Dakota Johnson, Pedro Pascal, courtesy of A24.
Materialists
by Chris Stewart 07.2025
Materialists, Celine Song's follow up to her mature Past Lives, is an unusual animal. Operating nominally in the romcom genre, writer-director Song takes us off the beaten path—somewhere pensive and didactic. She has fundamental, cleanly (sometimes too cleanly) phrased ideas. They're sincerely communicated. They're also on the verge of alien, but only insomuch as they reflect how unreasonably we approach modern dating. In internet parlance: it's a film where everybody constantly says the quiet part out loud.
How did we get here? Materialists opens with a man approaching a woman in some unspecified tribal past. He offers her a floral ring. Cut to present-day New York City, where the same questions of what love is and why we want it are still pressing, and—Song proposes—no less fraught. More than once, the idea that marriage is an economic proposition is spoken, sometimes drolly, sometimes hopefully, and sometimes with pained acknowledgment.
Lucy (an ideal Dakota Johnson), a high-end matchmaker, made cynical by her endless procession of self-sabotaging clients and their unreasonable expectations, is pursued by the wealthy, soulful Harry (Pedro Pascal, credible as always). At the same time, her ex-boyfriend, John (Chris Evans, who
seemed miscast on my first watch and upon a second viewing, correctly modulating a tricky role) reappears in her life. She's long since made up her mind that she will settle with someone wealthy and stable, period. And yet Harry, who checks every box, stares into her soul and chooses her, and she pulls back. This is what she wants, but her sense of value, effort, and eventually, romance, risk collapsing when it's suddenly actually offered.

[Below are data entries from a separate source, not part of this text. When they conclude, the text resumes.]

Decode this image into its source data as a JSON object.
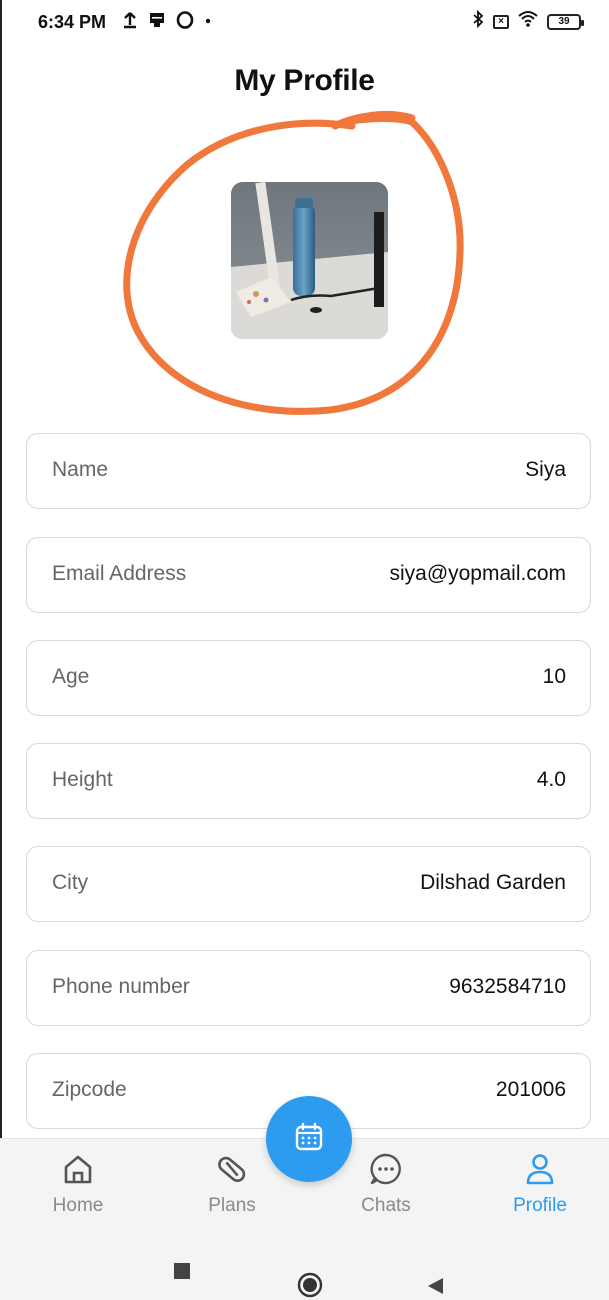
{
  "status_bar": {
    "time": "6:34 PM",
    "left_icons": [
      "upload-icon",
      "message-icon",
      "opera-icon",
      "dot-icon"
    ],
    "right_icons": [
      "bluetooth-icon",
      "sim-x-icon",
      "wifi-icon",
      "battery-icon"
    ],
    "battery": "39"
  },
  "page": {
    "title": "My Profile"
  },
  "annotation": {
    "color": "#f0783c"
  },
  "fields": [
    {
      "label": "Name",
      "value": "Siya"
    },
    {
      "label": "Email Address",
      "value": "siya@yopmail.com"
    },
    {
      "label": "Age",
      "value": "10"
    },
    {
      "label": "Height",
      "value": "4.0"
    },
    {
      "label": "City",
      "value": "Dilshad Garden"
    },
    {
      "label": "Phone number",
      "value": "9632584710"
    },
    {
      "label": "Zipcode",
      "value": "201006"
    }
  ],
  "bottom_nav": {
    "active_color": "#2d9bf0",
    "items": [
      {
        "label": "Home",
        "icon": "home-icon"
      },
      {
        "label": "Plans",
        "icon": "pill-icon"
      },
      {
        "label": "Chats",
        "icon": "chat-icon"
      },
      {
        "label": "Profile",
        "icon": "person-icon"
      }
    ],
    "fab_icon": "calendar-icon"
  },
  "system_nav": [
    "recents-icon",
    "home-circle-icon",
    "back-icon"
  ]
}
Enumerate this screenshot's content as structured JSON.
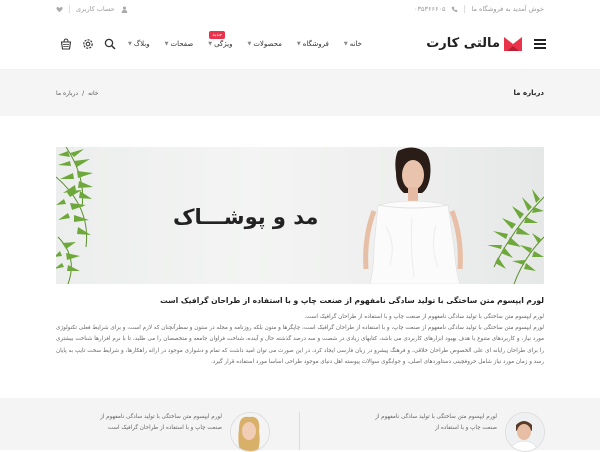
{
  "topbar": {
    "welcome": "خوش آمدید به فروشگاه ما",
    "phone": "۰۳۵۳۶۶۶۰۵",
    "account": "حساب کاربری"
  },
  "header": {
    "logo_text": "مالتی کارت",
    "nav": [
      {
        "label": "خانه",
        "has_menu": true
      },
      {
        "label": "فروشگاه",
        "has_menu": true
      },
      {
        "label": "محصولات",
        "has_menu": true
      },
      {
        "label": "ویژگی",
        "has_menu": true,
        "badge": "جدید"
      },
      {
        "label": "صفحات",
        "has_menu": true
      },
      {
        "label": "وبلاگ",
        "has_menu": true
      }
    ],
    "accent_color": "#e8334a"
  },
  "page_band": {
    "title": "درباره ما",
    "breadcrumb": [
      "خانه",
      "درباره ما"
    ],
    "separator": "/"
  },
  "hero": {
    "title": "مد و پوشـــاک"
  },
  "about": {
    "heading": "لورم ایپسوم متن ساختگی با تولید سادگی نامفهوم از صنعت چاپ و با استفاده از طراحان گرافیک است",
    "paragraph_1": "لورم ایپسوم متن ساختگی با تولید سادگی نامفهوم از صنعت چاپ و با استفاده از طراحان گرافیک است.",
    "paragraph_2": "لورم ایپسوم متن ساختگی با تولید سادگی نامفهوم از صنعت چاپ، و با استفاده از طراحان گرافیک است، چاپگرها و متون بلکه روزنامه و مجله در ستون و سطرآنچنان که لازم است، و برای شرایط فعلی تکنولوژی مورد نیاز، و کاربردهای متنوع با هدف بهبود ابزارهای کاربردی می باشد، کتابهای زیادی در شصت و سه درصد گذشته حال و آینده، شناخت فراوان جامعه و متخصصان را می طلبد، تا با نرم افزارها شناخت بیشتری را برای طراحان رایانه ای علی الخصوص طراحان خلاقی، و فرهنگ پیشرو در زبان فارسی ایجاد کرد، در این صورت می توان امید داشت که تمام و دشواری موجود در ارائه راهکارها، و شرایط سخت تایپ به پایان رسد و زمان مورد نیاز شامل حروفچینی دستاوردهای اصلی، و جوابگوی سوالات پیوسته اهل دنیای موجود طراحی اساسا مورد استفاده قرار گیرد."
  },
  "testimonials": [
    {
      "text": "لورم ایپسوم متن ساختگی با تولید سادگی نامفهوم از صنعت چاپ و با استفاده از"
    },
    {
      "text": "لورم ایپسوم متن ساختگی با تولید سادگی نامفهوم از صنعت چاپ و با استفاده از طراحان گرافیک است"
    }
  ]
}
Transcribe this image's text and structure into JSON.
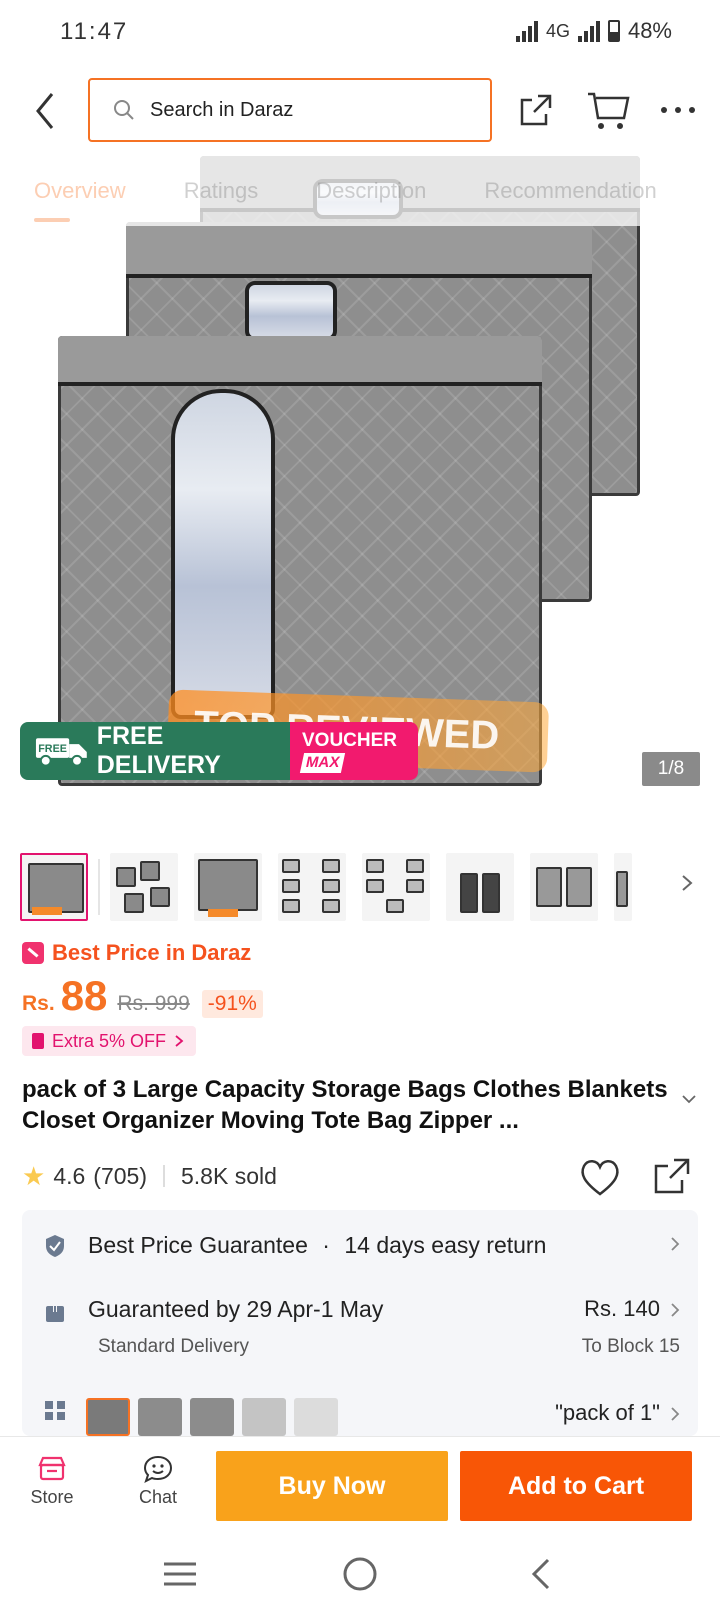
{
  "status_bar": {
    "time": "11:47",
    "network": "4G",
    "battery": "48%"
  },
  "header": {
    "search_placeholder": "Search in Daraz"
  },
  "tabs": [
    "Overview",
    "Ratings",
    "Description",
    "Recommendation"
  ],
  "hero": {
    "overlay_text": "TOP REVIEWED",
    "free_delivery": "FREE DELIVERY",
    "free_tag": "FREE",
    "voucher_line1": "VOUCHER",
    "voucher_line2": "MAX",
    "counter": "1/8"
  },
  "thumbnails": {
    "count": 8,
    "selected": 0
  },
  "pricing": {
    "best_price_label": "Best Price in Daraz",
    "currency": "Rs.",
    "price": "88",
    "original_price": "Rs. 999",
    "discount": "-91%",
    "extra_offer": "Extra 5% OFF",
    "accent_color": "#f57224"
  },
  "product": {
    "title": "pack of 3 Large Capacity Storage Bags Clothes Blankets Closet Organizer Moving Tote Bag Zipper ...",
    "rating": "4.6",
    "reviews": "(705)",
    "sold": "5.8K sold"
  },
  "info": {
    "guarantee": "Best Price Guarantee",
    "dot": "·",
    "returns": "14 days easy return",
    "delivery_title": "Guaranteed by 29 Apr-1 May",
    "delivery_type": "Standard Delivery",
    "delivery_price": "Rs. 140",
    "delivery_location": "To Block 15",
    "variant": "\"pack of 1\""
  },
  "actions": {
    "store": "Store",
    "chat": "Chat",
    "buy_now": "Buy Now",
    "add_to_cart": "Add to Cart",
    "buy_color": "#f9a21b",
    "cart_color": "#f85606"
  }
}
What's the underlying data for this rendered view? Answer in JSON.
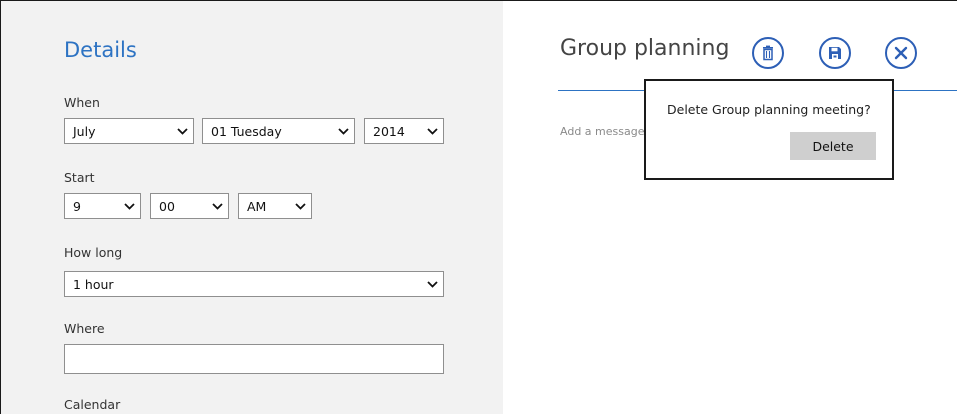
{
  "details": {
    "title": "Details",
    "when_label": "When",
    "month": "July",
    "day": "01 Tuesday",
    "year": "2014",
    "start_label": "Start",
    "hour": "9",
    "minute": "00",
    "ampm": "AM",
    "howlong_label": "How long",
    "duration": "1 hour",
    "where_label": "Where",
    "where_value": "",
    "calendar_label": "Calendar"
  },
  "event": {
    "title": "Group planning",
    "message_placeholder": "Add a message"
  },
  "flyout": {
    "text": "Delete Group planning meeting?",
    "button": "Delete"
  },
  "colors": {
    "accent": "#2d73c3",
    "button_ring": "#2d5fb6",
    "pane_bg": "#f2f2f2"
  },
  "icons": {
    "delete": "trash-icon",
    "save": "save-icon",
    "close": "close-icon",
    "dropdown": "chevron-down-icon"
  }
}
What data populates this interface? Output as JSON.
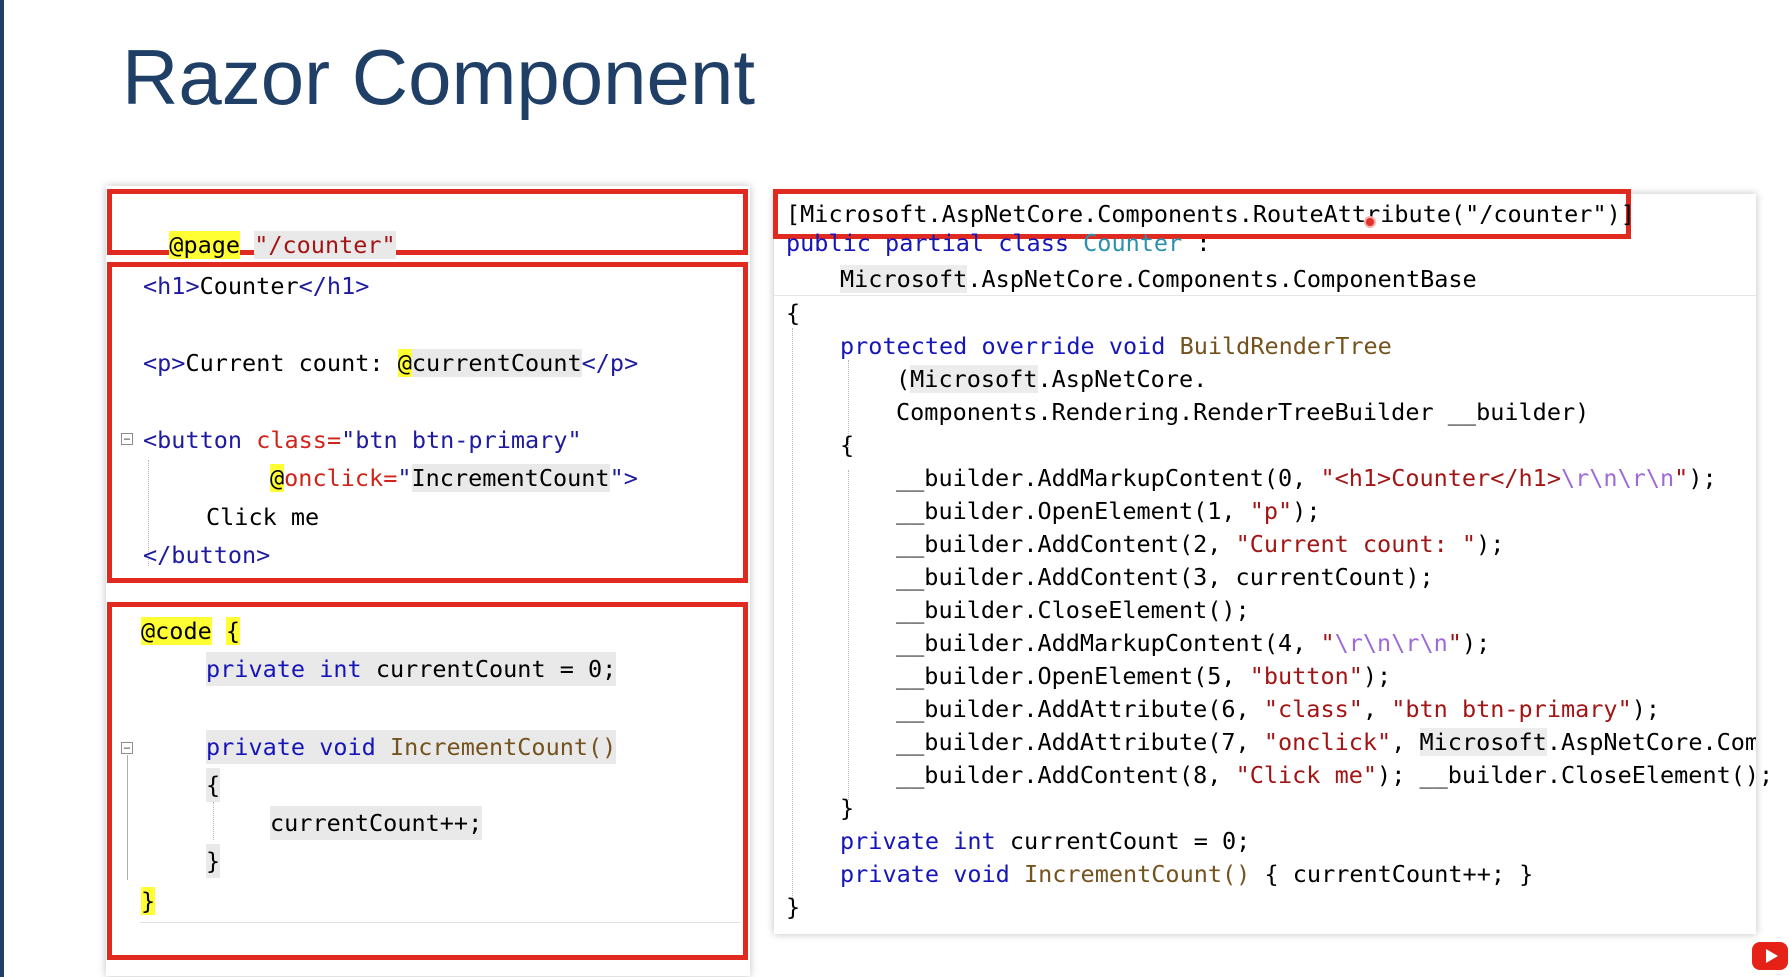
{
  "slide": {
    "title": "Razor Component"
  },
  "left_code": {
    "page_block": {
      "directive": "@page",
      "route": "\"/counter\""
    },
    "markup_block": {
      "h1_open": "<h1>",
      "h1_text": "Counter",
      "h1_close": "</h1>",
      "p_open": "<p>",
      "p_text": "Current count: ",
      "p_bind": "@currentCount",
      "p_close": "</p>",
      "btn_open": "<button",
      "btn_class_attr": "class=",
      "btn_class_val": "\"btn btn-primary\"",
      "btn_onclick_at": "@",
      "btn_onclick_attr": "onclick=",
      "btn_onclick_val": "\"IncrementCount\"",
      "btn_gt": "\">",
      "btn_text": "Click me",
      "btn_close": "</button>"
    },
    "code_block": {
      "directive": "@code",
      "brace_open": "{",
      "field_kw1": "private",
      "field_kw2": "int",
      "field_rest": "currentCount = 0;",
      "method_kw1": "private",
      "method_kw2": "void",
      "method_name": "IncrementCount()",
      "brace_inner_open": "{",
      "body": "currentCount++;",
      "brace_inner_close": "}",
      "brace_close": "}"
    }
  },
  "right_code": {
    "route_attr": "[Microsoft.AspNetCore.Components.RouteAttribute(\"/counter\")]",
    "class_decl": {
      "kw1": "public",
      "kw2": "partial",
      "kw3": "class",
      "name": "Counter",
      "colon": ":"
    },
    "base_ns": "Microsoft",
    "base_rest": ".AspNetCore.Components.ComponentBase",
    "open_brace": "{",
    "method_kw1": "protected",
    "method_kw2": "override",
    "method_kw3": "void",
    "method_name": "BuildRenderTree",
    "param_open": "(",
    "param_ns": "Microsoft",
    "param_rest1": ".AspNetCore.",
    "param_line2": "Components.Rendering.RenderTreeBuilder __builder)",
    "method_brace_open": "{",
    "lines": {
      "l1_pre": "__builder.AddMarkupContent(0, ",
      "l1_str": "\"<h1>Counter</h1>",
      "l1_esc": "\\r\\n\\r\\n",
      "l1_end_str": "\"",
      "l1_post": ");",
      "l2_pre": "__builder.OpenElement(1, ",
      "l2_str": "\"p\"",
      "l2_post": ");",
      "l3_pre": "__builder.AddContent(2, ",
      "l3_str": "\"Current count: \"",
      "l3_post": ");",
      "l4": "__builder.AddContent(3, currentCount);",
      "l5": "__builder.CloseElement();",
      "l6_pre": "__builder.AddMarkupContent(4, ",
      "l6_q1": "\"",
      "l6_esc": "\\r\\n\\r\\n",
      "l6_q2": "\"",
      "l6_post": ");",
      "l7_pre": "__builder.OpenElement(5, ",
      "l7_str": "\"button\"",
      "l7_post": ");",
      "l8_pre": "__builder.AddAttribute(6, ",
      "l8_str1": "\"class\"",
      "l8_mid": ", ",
      "l8_str2": "\"btn btn-primary\"",
      "l8_post": ");",
      "l9_pre": "__builder.AddAttribute(7, ",
      "l9_str": "\"onclick\"",
      "l9_mid": ", ",
      "l9_ns": "Microsoft",
      "l9_post": ".AspNetCore.Compo",
      "l10_pre": "__builder.AddContent(8, ",
      "l10_str": "\"Click me\"",
      "l10_post": "); __builder.CloseElement();"
    },
    "method_brace_close": "}",
    "field_kw1": "private",
    "field_kw2": "int",
    "field_rest": "currentCount = 0;",
    "m2_kw1": "private",
    "m2_kw2": "void",
    "m2_name": "IncrementCount()",
    "m2_rest": " { currentCount++; }",
    "close_brace": "}"
  },
  "colors": {
    "title": "#1f3f66",
    "box_border": "#e12a1f",
    "keyword": "#1515b8",
    "string": "#a31515",
    "directive_highlight": "#ffff33"
  }
}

With Harry, there's no catch. Eventual revelations have nothing to do with his decency, but only confirm what she knew: we're all selling a package. With John, the love has always been there, but he's still living paycheck to paycheck, and is a reminder of when they both were would-be actors. She bailed and found stability and financial success. He's still grinding, sharing an apartment, starring in off-off-Broadway plays. If you can't tell, we're squarely more in rom than com territory here, with that somewhat false label denoting only that the mood is light, the script accommodating of funny observations and occasional montage, and the performers approachable figures with conventionally attractive lives. But it's a pained tale, and the aim is to find and present human truth.
In this world, there's always a deal on the table. Even when Lucy softens up, her ambition cracked by empathy, fear, and the consequences of treating people transactionally, there's a meticulousness to the proceedings that sits strangely in the moment. Are we telling or dismantling a love story here? The final passages of the film answer this unambiguously—but do not render the preceding film any less unusual, in its quiet way. I was unsatisfied five ways to Sunday as I first watched Materialists, and by the end immediately arranged to see it again.